Ślub i wesele w Krośnie
Z przykrością należy stwierdzić, iż Krosno nigdy nie wytworzyło własnego, typowego tylko dla tego regionu obyczaju ślubnego i weselnego. Nie doczekaliśmy się takiego ceremoniału jaki reprezentuje “wesele krakowskie”. Swoją drogą, ceremonia miejska jest dużo uboższa pod względem obrzędowym niż tradycyjne wesele wiejskie. Wiejski obrzęd weselny, w odróżnieniu od miejskiego, jest skarbnicą tradycyjnej sztuki, pieśni, oracji, zwrotów i dialogów. W mieście tradycyjne teksty i rytuały magiczno-obrzędowe schodzą na dalszy plan, zastępowane elementami dekoratywnymi, stając się bardziej ceremoniami niż rytuałami.
Zwyczaje ślubne i weselne w Polsce należą do grupy najbardziej bogatych obyczajów. Ślub i wesele należą do grupy obrzędów rodzinnych, podobnie jak obrzędy związane z narodzinami i pogrzebem, a więc do grupy obrzędów przejścia, odbywających się z zachowaniem tradycyjnego rytuału. Istota obrzędu weselnego polega na obrzędowym wyłączeniu nowożeńców z grup, do których dotąd należeli (z rodu, z rodziny, z grupy panien i kawalerów, z domu rodzicielskiego), połączeniu ich i włączeniu do nowych społeczności (do nowego rodu, nowej rodziny, do grupy zamężnych i żonatych, nowego ogniska domowego).

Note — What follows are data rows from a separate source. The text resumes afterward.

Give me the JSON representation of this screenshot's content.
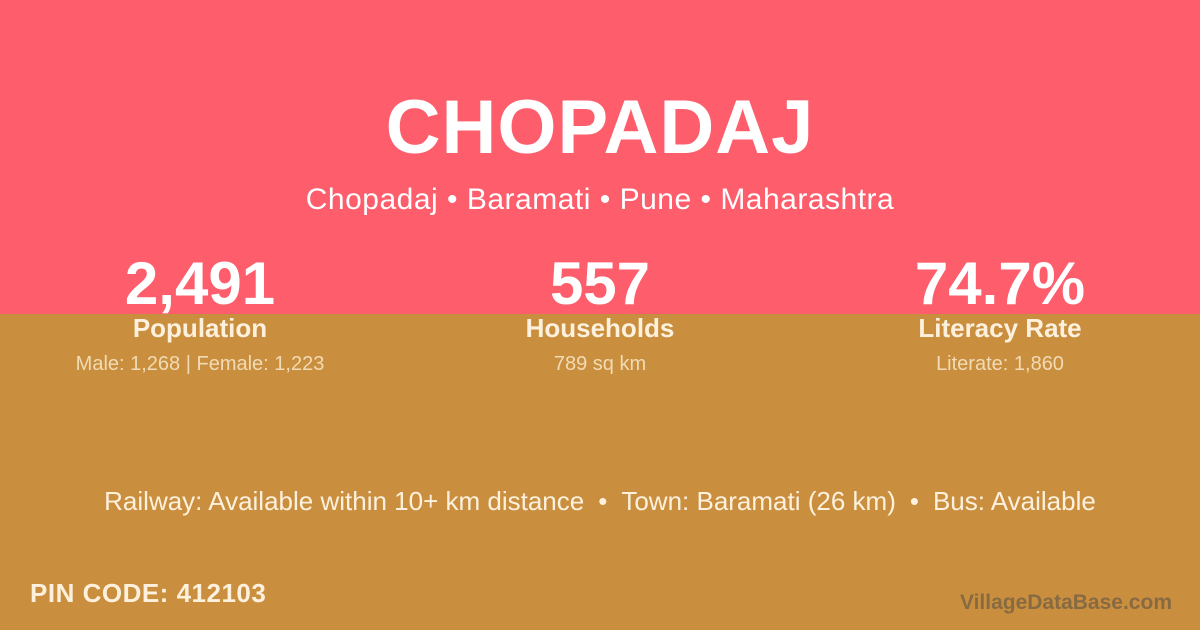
{
  "header": {
    "title": "CHOPADAJ",
    "breadcrumb": "Chopadaj • Baramati • Pune • Maharashtra"
  },
  "stats": [
    {
      "value": "2,491",
      "label": "Population",
      "detail": "Male: 1,268 | Female: 1,223"
    },
    {
      "value": "557",
      "label": "Households",
      "detail": "789 sq km"
    },
    {
      "value": "74.7%",
      "label": "Literacy Rate",
      "detail": "Literate: 1,860"
    }
  ],
  "info": {
    "railway": "Railway: Available within 10+ km distance",
    "separator": "•",
    "town": "Town: Baramati (26 km)",
    "bus": "Bus: Available"
  },
  "footer": {
    "pin_code": "PIN CODE: 412103",
    "watermark": "VillageDataBase.com"
  },
  "colors": {
    "band_top": "#fe5d6c",
    "band_bottom": "#ca8f3e",
    "text_primary": "#ffffff",
    "text_cream": "#fdf1de",
    "text_muted_cream": "#f1dbb5",
    "watermark_color": "rgba(70,70,70,0.5)"
  }
}
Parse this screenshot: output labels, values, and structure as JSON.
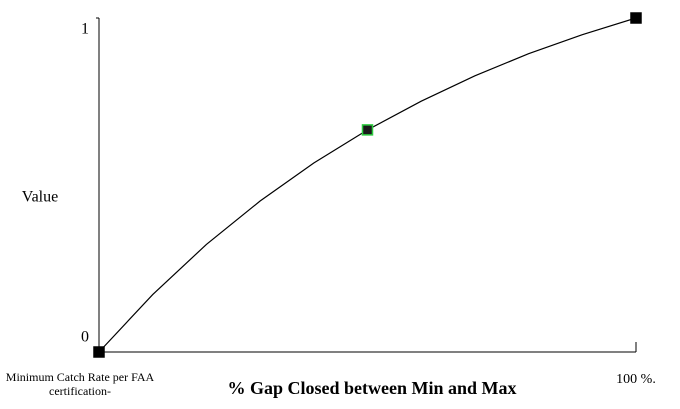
{
  "chart_data": {
    "type": "line",
    "x_label": "% Gap Closed between Min and Max",
    "y_label": "Value",
    "x": [
      0,
      10,
      20,
      30,
      40,
      50,
      60,
      70,
      80,
      90,
      100
    ],
    "series": [
      {
        "color": "#000000",
        "values": [
          0,
          0.172,
          0.322,
          0.452,
          0.566,
          0.665,
          0.751,
          0.827,
          0.893,
          0.95,
          1
        ]
      }
    ],
    "markers": [
      {
        "x": 0,
        "y": 0,
        "color": "#000000",
        "edge": "#000000"
      },
      {
        "x": 50,
        "y": 0.665,
        "color": "#1a1a1a",
        "edge": "#2ecc40"
      },
      {
        "x": 100,
        "y": 1,
        "color": "#000000",
        "edge": "#000000"
      }
    ],
    "xlim": [
      0,
      100
    ],
    "ylim": [
      0,
      1
    ],
    "xticks": [
      {
        "value": 0,
        "label": "Minimum Catch Rate per FAA certification-"
      },
      {
        "value": 100,
        "label": "100 %."
      }
    ],
    "yticks": [
      0,
      1
    ]
  }
}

Z całą pewnością symbolem wejścia w życie dorosłe była zmiana stanu cywilnego. Na tym polu krośnianie żyjący w XX wieku krystalizują nam się jako tradycjonaliści i konserwatyści. Zdecydowanie rzadziej decydowali się no życie samotne, a już całkowicie sporadycznie żyli „na kocią łapę”.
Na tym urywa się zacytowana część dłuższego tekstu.